It's like having a whole team working with you, and each of these agents is going to be a specialist in a particular area of your work. It’s just too much for one single person to handle.
The age of doing is giving way to the age of directing. No longer just assistants, AI agents are becoming autonomous teammates, taking on entire goals and reshaping what it means to be a knowledge worker.
Jorge Contreras, Applications Manager at marine advisory and brokerage firm McQuilling Partners, Inc., is treating AI agents less like tools and more like colleagues joining the team.
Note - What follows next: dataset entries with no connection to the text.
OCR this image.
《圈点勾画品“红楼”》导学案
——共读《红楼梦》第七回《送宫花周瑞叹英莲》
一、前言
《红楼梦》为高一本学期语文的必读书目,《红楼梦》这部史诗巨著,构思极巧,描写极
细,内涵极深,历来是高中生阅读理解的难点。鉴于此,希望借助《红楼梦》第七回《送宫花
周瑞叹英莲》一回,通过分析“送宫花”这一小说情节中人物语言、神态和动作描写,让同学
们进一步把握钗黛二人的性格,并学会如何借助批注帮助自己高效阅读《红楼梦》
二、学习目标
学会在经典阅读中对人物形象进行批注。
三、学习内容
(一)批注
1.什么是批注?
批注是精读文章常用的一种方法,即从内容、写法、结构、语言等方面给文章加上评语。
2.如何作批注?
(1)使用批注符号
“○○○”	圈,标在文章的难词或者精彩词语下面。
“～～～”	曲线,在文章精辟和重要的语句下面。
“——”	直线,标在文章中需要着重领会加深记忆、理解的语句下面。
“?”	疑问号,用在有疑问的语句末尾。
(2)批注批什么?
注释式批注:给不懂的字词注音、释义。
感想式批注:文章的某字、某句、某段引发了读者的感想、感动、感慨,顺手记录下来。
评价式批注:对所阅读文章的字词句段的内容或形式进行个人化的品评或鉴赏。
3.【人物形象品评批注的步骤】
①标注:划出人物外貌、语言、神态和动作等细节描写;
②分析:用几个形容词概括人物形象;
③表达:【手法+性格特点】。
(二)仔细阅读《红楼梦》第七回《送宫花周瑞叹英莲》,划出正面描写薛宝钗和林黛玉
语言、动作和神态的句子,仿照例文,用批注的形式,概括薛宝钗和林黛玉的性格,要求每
Agents on board: "It's like having a whole team working with you," says Contreras, "and each of these agents is going to be a specialist in a particular area of your work." The shift is already in motion, with professionals moving from doing the work to directing a digital team. In industries like his, where brokers juggle overwhelming volumes of client information, AI agents offer much-needed scale. “It’s just too much for one single person to handle.”
Speaking the same language: Contreras points to the emergence of standards like the MCP as the abstraction layer that allows different tools to communicate and track progress towards a unified goal. "The MCP acts as the Rosetta Stone for our entire toolchain," Contreras says. It provides a crucial layer so that individual tools can evolve or be swapped out without breaking the entire workflow. As long as a tool can speak MCP, it can communicate its status and results, allowing teams to track progress in real-time.
Trust but verify: But managing this new team of AI agents comes with unique challenges that go beyond typical software bugs. Contreras highlights a more subtle risk: an agent learning the wrong thing and embedding it into its memory, leading to a cascade of flawed outputs. “If an agent is storing an invalid assumption in its memory, it's going to produce some invalid suggestions and recommendations,” he warns. "It's a twofold story. Culturally, it's about educating people. Technologically, it's about building safeguards to keep the system under our control."
Skip the prompt: Contreras predicts the interaction model will flip from reactive to proactive. “Imagine you log in in the morning and the system already has a summary for you,” he says. “The tools and information you usually need to do your job are presented ahead of time in a dashboard, so you don't even have to ask the agent for it. It’s done for you in advance.”